Submitted to: Applied Microbiology and Biotechnology
Publication Type: Peer Reviewed Journal
Publication Acceptance Date: 5/3/2008
Publication Date: 6/6/2008
Citation: Weimer, P.J., Stevenson, D.M., Mertens, D.R., Thomas, E.E. 2008. Effect of monensin feeding and withdrawal on populations of individual bacterial species in the rumen of lactating dairy cows fed high-starch rations. Applied Microbiology and Biotechnology. 80(1):135-145.
Interpretive Summary: The feed additive monensin is known to improve the efficiency of feed utilization in dairy cattle. Monensin is thought to work by suppressing a group of bacteria that produces hydrogen gas, a waste product cattle cannot use, but there is no evidence showing that specific bacterial groups are inhibited in the monensin-fed cow. We amplified specific genetic sequences for 13 well-characterized species of rumen bacteria in order to determine the relative amounts of each species present before and after monensin feeding, and again after removing monensin from the diet. Only a few of the bacterial species displayed population shifts with diet, and the shifts that were observed were not consistent with the inhibition of known hydrogen-producing bacteria. These results will stimulate a re-examination of how monensin works, and may aid in the development of strategies for improved feed efficiency in cows and other ruminant animals.

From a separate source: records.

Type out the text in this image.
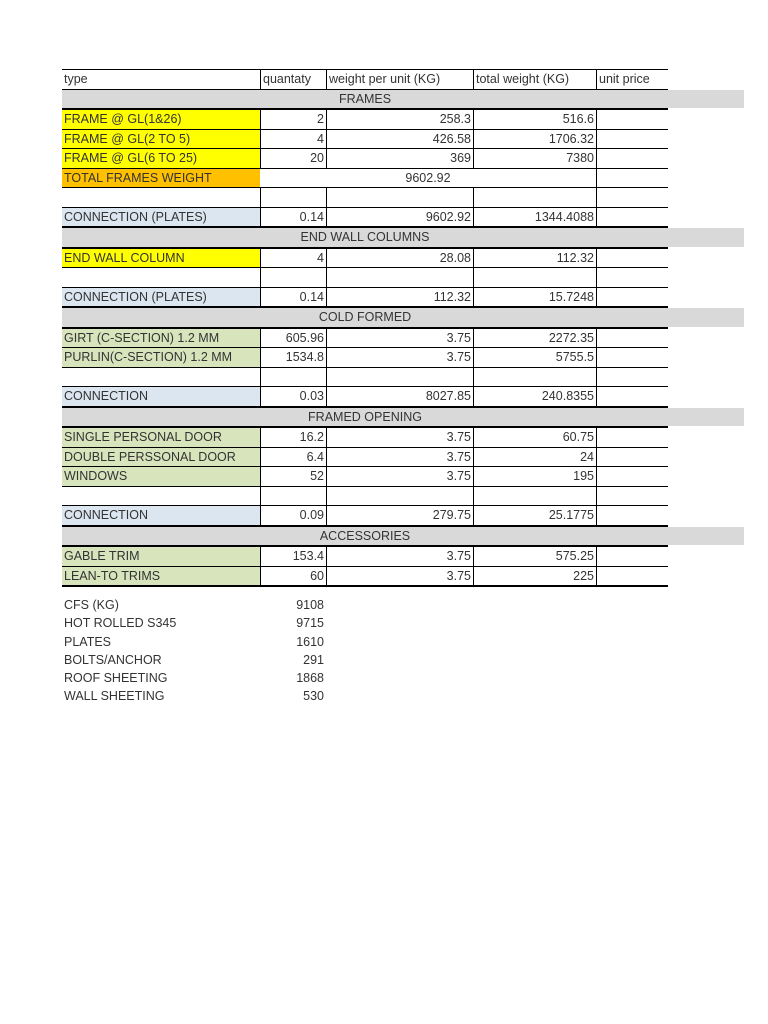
type	quantaty	weight per unit (KG)	total weight (KG)	unit price
FRAMES
FRAME @ GL(1&26)	2	258.3	516.6
FRAME @ GL(2 TO 5)	4	426.58	1706.32
FRAME @ GL(6 TO 25)	20	369	7380
TOTAL FRAMES WEIGHT	9602.92
CONNECTION (PLATES)	0.14	9602.92	1344.4088
END WALL COLUMNS
END WALL COLUMN	4	28.08	112.32
CONNECTION (PLATES)	0.14	112.32	15.7248
COLD FORMED
GIRT (C-SECTION) 1.2 MM	605.96	3.75	2272.35
PURLIN(C-SECTION) 1.2 MM	1534.8	3.75	5755.5
CONNECTION	0.03	8027.85	240.8355
FRAMED OPENING
SINGLE PERSONAL DOOR	16.2	3.75	60.75
DOUBLE PERSSONAL DOOR	6.4	3.75	24
WINDOWS	52	3.75	195
CONNECTION	0.09	279.75	25.1775
ACCESSORIES
GABLE TRIM	153.4	3.75	575.25
LEAN-TO TRIMS	60	3.75	225
CFS (KG)	9108
HOT ROLLED S345	9715
PLATES	1610
BOLTS/ANCHOR	291
ROOF SHEETING	1868
WALL SHEETING	530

Technical Abstract: Monensin is known to improve ruminant animal production, purportedly by inhibition of H2-producing Gram-positive bacteria, yet there is no in vivo evidence for shifts in populations of specific microbial taxa. We used real-time PCR with relative quantification to assess the relative population size (RPS, calculated as the percent of the bacterial 16S rRNA gene copy number attributable to a given taxon) of the genera Prevotella and Ruminococcus; each of 13 classical, well-studied ruminal bacterial species; and the Domain Archaea in rumen contents from 2 lactating dairy cows fed a TMR containing primarily alfalfa silage, corn silage, and ground high-moisture corn. Diets averaged 30% NDF, 41.1% NFC (26.8% starch), and 17.4% CP (DM basis). PCR was conducted on DNA from rumen samples collected 6 h after feeding on 2 successive days prior to monensin feeding, after 28 d of monensin feeding (at 0.014 g/kg of diet DM), and at six weekly intervals after monensin withdrawal. Mean values of RPS attributable to genus Prevotella increased (P < 0.05) from 41.8% without monensin to 49.2% with monensin, and declined to 42.5% after monensin withdrawal. Less than 10% of the Prevotella were present as classical ruminal species P. rumincola, P. brevis, or P. bryantii. Mean values of RPS attributable to 4 cellulolytic species and 4 starch- or dextrin-fermenting species were not altered (P > 0.10) upon monensin feeding or withdrawal. Mean values of RPS attributable to two biohydrogenating species (Megasphaera elsdenii and Butyrivibrio fibrisolvens) were low (< 0.4%) and declined several-fold in response to monensin. Little change was observed in mean values of RPS for a third biohydrogenating species, Eubacterium ruminantium. The 13 bacterial species together contributed <10% of the bacterial 16S gene copy number. The 16S rRNA gene copy number contributed by Archaea, the domain containing methanogens, was ~100-fold lower than that contributed by the bacteria, and did not change in response to monensin treatment or withdrawal, suggesting no change in the availability of their H2 energy source. The data suggest that monensin in high-starch diets does not suppress populations of classical ruminal Gram-positive bacteria or the availability of H2, though it may affect bacteria involved in biohydrogenation of lipids that regulate bovine mammary lipogenesis.